Candidate Profile: Chaman Bukhari, Vice-President External

Slate: SCSYou

Chaman Bukhari, a fourth-year Public Policy and International Development student and the co-president of the Pakistani Students’ Association at UTSC, is running to be the SCSU’s next Vice-President External.

In an interview with The Varsity, Bukhari said that he is running because the SCSU “hasn’t had a very positive image, and that’s in part due to abstract goals that the SCSU candidates set for themselves while they’re in office.” He said that he has tried to set more realistic and tangible campaign goals, so that students can readily assess whether they have been achieved, should they choose to elect him.

On the Canadian Federation of Students (CFS), an organization that represents student unions across Canada, and which many member unions have left or attempted to leave in recent years, Bukhari said that it would be up to the students whether the SCSU should remain. He mentioned that he would act only as a liaison between UTSC students and the CFS.

He said that his goal is to first set up a committee to see what the pros and cons are of continued CFS membership. 

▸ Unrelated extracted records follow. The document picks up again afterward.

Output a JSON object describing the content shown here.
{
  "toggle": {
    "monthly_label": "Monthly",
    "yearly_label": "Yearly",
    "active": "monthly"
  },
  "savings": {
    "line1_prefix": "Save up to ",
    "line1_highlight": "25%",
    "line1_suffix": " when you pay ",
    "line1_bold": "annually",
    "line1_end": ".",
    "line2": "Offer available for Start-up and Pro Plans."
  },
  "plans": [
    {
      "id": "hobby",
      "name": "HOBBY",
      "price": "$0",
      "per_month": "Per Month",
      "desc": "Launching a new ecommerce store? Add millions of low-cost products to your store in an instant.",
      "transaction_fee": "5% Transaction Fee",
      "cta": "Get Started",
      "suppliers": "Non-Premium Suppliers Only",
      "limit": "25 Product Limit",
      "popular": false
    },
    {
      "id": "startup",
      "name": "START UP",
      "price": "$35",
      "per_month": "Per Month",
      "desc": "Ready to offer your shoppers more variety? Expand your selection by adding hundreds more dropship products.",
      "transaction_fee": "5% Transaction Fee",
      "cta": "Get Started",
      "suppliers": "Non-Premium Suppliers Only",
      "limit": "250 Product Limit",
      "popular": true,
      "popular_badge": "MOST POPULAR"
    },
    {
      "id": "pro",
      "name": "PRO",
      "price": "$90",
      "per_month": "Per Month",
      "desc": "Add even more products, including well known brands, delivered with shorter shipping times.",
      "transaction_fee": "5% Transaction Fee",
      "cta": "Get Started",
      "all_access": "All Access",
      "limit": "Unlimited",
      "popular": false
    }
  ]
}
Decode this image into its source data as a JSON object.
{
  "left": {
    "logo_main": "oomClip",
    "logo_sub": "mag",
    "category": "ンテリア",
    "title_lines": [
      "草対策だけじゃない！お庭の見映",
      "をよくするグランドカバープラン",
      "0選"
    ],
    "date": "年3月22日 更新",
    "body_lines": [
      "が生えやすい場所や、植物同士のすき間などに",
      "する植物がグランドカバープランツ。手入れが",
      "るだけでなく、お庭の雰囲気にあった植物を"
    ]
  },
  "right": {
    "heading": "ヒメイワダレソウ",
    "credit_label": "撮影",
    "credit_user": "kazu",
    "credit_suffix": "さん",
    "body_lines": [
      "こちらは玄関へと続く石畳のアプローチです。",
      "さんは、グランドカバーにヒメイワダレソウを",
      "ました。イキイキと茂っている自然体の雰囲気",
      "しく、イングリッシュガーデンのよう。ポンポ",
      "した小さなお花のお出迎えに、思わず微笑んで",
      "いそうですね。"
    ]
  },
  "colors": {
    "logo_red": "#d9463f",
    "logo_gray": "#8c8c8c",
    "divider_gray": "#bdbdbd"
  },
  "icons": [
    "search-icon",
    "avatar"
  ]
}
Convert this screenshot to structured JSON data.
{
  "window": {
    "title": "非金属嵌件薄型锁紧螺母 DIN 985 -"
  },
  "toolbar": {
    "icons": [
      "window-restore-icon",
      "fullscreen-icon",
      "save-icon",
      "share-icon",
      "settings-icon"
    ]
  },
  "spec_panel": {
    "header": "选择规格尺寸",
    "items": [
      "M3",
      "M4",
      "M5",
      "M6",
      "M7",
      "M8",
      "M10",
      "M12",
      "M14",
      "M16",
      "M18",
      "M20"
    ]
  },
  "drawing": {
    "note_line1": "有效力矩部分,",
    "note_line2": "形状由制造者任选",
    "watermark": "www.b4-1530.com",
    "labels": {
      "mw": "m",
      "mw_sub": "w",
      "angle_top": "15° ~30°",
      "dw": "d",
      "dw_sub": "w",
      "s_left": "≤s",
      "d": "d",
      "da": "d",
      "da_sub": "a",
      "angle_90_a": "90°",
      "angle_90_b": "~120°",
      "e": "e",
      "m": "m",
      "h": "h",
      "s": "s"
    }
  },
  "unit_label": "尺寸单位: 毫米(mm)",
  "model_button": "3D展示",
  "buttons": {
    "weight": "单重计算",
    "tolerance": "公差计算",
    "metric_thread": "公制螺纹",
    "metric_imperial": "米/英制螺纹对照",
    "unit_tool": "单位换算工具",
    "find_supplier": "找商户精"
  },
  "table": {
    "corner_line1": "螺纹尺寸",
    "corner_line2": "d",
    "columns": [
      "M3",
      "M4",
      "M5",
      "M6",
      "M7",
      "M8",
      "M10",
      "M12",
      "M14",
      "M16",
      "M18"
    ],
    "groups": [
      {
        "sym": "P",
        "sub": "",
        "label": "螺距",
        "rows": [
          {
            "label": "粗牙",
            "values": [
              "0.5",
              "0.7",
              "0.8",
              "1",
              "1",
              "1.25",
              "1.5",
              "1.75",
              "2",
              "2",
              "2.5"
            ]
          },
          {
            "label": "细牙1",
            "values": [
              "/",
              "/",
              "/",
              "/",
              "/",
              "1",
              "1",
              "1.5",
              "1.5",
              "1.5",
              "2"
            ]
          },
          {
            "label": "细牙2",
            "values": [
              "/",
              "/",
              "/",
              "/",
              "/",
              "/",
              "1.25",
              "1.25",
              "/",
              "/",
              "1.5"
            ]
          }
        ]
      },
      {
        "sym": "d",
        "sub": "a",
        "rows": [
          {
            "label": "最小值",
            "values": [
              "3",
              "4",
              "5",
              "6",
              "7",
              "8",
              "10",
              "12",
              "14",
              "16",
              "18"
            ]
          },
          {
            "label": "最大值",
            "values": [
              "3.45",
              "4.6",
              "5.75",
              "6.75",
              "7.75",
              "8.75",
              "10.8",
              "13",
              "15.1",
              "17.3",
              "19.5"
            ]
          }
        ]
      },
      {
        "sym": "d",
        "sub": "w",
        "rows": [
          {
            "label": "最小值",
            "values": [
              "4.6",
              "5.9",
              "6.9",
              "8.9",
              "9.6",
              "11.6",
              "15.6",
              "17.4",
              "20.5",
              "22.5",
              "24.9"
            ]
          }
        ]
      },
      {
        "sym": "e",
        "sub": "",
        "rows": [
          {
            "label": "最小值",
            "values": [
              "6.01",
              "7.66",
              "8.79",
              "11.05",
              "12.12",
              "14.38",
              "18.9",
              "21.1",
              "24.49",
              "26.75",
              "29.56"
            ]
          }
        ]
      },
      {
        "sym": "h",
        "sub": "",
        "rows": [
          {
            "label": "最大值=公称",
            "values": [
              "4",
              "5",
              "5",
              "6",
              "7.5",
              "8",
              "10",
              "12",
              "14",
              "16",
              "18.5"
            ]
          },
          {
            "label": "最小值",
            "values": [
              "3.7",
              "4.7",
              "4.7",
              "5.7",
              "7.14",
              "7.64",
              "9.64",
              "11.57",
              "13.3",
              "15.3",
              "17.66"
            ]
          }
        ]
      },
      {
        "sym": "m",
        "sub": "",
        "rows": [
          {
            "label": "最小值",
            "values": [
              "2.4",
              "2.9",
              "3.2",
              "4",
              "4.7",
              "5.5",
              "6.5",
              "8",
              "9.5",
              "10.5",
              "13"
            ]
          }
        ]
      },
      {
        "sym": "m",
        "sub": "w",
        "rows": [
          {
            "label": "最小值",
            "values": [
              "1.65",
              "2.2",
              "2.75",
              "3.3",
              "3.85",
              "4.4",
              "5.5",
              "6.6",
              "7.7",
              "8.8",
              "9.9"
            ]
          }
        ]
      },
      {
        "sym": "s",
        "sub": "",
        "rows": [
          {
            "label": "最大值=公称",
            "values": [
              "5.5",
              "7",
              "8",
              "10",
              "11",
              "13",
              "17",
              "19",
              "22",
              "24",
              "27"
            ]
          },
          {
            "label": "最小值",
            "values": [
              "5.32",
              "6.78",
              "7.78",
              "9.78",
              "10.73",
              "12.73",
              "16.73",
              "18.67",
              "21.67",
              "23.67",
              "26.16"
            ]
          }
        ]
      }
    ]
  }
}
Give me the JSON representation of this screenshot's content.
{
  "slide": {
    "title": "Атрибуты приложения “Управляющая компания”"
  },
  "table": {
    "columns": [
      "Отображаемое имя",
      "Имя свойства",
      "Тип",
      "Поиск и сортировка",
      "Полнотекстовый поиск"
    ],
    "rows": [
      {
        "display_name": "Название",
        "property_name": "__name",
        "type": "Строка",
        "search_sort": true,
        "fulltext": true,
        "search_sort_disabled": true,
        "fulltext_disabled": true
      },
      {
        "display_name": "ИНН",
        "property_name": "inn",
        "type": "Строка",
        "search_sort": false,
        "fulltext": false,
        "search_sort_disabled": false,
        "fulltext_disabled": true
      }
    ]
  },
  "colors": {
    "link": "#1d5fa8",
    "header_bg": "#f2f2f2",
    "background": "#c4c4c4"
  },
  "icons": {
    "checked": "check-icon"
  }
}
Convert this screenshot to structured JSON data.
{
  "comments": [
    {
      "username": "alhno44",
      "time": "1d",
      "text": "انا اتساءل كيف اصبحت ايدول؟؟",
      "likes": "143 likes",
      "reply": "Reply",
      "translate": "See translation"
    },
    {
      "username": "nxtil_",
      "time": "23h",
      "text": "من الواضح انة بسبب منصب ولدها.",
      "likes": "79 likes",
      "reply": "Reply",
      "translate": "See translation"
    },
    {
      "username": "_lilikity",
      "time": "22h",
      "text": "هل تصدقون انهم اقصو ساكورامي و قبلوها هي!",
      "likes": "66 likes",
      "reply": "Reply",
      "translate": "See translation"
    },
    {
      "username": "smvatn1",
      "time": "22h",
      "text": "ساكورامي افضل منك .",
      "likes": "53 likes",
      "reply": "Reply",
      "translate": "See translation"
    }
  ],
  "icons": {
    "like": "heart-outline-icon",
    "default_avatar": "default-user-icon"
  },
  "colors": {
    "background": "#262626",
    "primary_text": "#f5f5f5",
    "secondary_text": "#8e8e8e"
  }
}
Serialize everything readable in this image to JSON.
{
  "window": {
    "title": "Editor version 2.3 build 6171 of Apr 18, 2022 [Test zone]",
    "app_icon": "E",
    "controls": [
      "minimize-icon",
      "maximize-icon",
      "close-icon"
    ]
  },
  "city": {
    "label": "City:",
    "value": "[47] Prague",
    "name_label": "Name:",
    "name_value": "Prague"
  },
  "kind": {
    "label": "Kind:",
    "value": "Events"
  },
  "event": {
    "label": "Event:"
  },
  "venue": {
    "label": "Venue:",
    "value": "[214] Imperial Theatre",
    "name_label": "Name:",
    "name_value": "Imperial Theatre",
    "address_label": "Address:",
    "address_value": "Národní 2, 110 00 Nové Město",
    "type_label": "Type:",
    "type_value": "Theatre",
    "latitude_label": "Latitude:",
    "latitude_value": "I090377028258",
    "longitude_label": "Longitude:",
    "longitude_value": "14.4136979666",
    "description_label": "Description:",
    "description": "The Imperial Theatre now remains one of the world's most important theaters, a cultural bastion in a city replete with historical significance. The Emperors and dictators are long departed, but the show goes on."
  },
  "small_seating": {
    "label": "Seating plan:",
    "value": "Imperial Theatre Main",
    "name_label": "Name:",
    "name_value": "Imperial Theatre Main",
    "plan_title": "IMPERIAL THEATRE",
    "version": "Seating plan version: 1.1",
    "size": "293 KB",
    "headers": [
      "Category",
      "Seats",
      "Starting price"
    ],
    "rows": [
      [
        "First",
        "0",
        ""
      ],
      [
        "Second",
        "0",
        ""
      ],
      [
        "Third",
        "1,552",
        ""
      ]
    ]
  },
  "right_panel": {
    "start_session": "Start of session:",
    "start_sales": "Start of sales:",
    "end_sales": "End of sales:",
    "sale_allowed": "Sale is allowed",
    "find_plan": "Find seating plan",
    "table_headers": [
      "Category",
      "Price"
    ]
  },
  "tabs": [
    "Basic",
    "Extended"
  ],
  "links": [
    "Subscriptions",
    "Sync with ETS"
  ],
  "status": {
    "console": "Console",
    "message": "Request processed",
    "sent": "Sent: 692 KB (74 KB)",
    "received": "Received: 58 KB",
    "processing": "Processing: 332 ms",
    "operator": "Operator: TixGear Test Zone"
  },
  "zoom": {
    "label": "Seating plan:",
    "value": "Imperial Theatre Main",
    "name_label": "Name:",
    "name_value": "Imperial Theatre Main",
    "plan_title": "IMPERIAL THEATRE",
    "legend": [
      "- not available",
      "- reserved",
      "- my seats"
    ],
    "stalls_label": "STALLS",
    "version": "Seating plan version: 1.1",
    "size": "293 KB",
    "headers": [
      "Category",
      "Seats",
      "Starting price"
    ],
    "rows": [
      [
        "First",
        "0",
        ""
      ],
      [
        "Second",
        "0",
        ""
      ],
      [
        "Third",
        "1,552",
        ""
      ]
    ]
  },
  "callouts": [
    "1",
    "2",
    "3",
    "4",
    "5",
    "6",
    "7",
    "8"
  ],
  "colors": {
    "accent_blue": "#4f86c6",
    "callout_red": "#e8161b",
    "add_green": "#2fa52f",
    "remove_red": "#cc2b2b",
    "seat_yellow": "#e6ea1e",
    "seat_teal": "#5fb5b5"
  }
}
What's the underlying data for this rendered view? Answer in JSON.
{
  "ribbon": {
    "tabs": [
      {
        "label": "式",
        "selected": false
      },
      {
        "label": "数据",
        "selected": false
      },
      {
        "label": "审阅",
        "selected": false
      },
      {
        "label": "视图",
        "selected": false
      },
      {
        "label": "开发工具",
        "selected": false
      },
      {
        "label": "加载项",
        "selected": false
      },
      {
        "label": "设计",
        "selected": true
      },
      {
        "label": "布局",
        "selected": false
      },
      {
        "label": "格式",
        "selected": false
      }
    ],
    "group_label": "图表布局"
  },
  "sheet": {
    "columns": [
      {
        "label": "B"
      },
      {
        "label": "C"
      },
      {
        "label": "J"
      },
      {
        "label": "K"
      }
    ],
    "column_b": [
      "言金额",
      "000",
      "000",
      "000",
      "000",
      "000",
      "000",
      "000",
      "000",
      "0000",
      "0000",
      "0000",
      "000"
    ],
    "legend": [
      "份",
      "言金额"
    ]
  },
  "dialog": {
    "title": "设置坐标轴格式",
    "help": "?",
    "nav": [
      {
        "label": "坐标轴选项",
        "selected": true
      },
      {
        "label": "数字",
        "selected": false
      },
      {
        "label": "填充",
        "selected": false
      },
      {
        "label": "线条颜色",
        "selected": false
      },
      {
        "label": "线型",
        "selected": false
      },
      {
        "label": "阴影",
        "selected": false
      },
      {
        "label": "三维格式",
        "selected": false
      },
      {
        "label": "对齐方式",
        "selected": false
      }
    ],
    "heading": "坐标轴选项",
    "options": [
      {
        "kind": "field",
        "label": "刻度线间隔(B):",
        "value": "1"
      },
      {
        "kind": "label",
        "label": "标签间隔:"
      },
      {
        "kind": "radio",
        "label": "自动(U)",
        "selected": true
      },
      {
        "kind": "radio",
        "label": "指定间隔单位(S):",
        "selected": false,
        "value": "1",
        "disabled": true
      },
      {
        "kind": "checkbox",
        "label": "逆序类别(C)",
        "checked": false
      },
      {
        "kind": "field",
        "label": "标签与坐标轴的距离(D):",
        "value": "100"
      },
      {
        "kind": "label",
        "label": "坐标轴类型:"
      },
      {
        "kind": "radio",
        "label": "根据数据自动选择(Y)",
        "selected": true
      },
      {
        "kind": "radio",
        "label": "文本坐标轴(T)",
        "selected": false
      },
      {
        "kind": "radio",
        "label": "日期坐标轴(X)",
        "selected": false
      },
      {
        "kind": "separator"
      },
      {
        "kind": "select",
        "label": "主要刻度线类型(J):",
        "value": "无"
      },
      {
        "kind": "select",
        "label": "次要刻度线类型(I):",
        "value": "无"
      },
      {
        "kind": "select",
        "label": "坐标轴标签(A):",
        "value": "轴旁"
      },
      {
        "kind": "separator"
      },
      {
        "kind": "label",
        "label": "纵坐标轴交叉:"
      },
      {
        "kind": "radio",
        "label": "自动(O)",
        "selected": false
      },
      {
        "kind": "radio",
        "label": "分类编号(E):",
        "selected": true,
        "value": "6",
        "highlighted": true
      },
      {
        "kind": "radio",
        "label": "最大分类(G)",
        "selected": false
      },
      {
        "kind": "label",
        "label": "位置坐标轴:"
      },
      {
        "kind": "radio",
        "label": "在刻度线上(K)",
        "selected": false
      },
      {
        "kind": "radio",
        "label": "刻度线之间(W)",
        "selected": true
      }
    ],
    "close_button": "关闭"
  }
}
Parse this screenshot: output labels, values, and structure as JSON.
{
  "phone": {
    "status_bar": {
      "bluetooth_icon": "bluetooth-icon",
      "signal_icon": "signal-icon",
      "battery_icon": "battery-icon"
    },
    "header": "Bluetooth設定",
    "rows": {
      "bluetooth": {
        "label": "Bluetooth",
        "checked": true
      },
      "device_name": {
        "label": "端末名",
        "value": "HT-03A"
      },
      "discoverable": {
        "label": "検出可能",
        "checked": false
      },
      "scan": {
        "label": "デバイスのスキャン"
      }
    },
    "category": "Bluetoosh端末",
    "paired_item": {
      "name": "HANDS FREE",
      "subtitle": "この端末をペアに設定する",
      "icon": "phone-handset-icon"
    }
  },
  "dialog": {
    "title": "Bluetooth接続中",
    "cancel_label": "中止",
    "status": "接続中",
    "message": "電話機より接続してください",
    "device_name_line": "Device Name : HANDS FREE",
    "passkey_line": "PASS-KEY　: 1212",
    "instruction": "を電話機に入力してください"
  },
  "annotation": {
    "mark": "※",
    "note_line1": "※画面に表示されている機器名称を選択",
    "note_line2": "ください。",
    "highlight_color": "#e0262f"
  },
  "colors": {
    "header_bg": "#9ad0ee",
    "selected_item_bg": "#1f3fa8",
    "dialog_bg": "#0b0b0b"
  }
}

“If the committee’s conclusion [tells] us that this is something that should be taken seriously in terms of our affiliation, and we are paying more than the value that we’re receiving in return, then it should go to a… petition, and only then should we be able to decide what happens.” 

On the Ford government’s recent changes to postsecondary education funding, which includes the Student Choice Initiative that allows students to opt out of certain “non-essential” incidental fees, Bukhari said that the organization would be in talks with U of T in order to figure out the student union’s future.

On the cuts to the Ontario Student Assistance Program, Bukhari expressed disappointment and called it “detrimental” to the student experience across the province. “This is something that is very personal to me as well, and to my friends, and I look forward to communicating with the provincial government to make some sort of adjustment,” he said.

In the end, Bukhari noted that he hoped voters would decide “not based on popularity, but based on the policy.”

“In order to bring change, we need different people. We cannot expect change when we vote for the same faces.”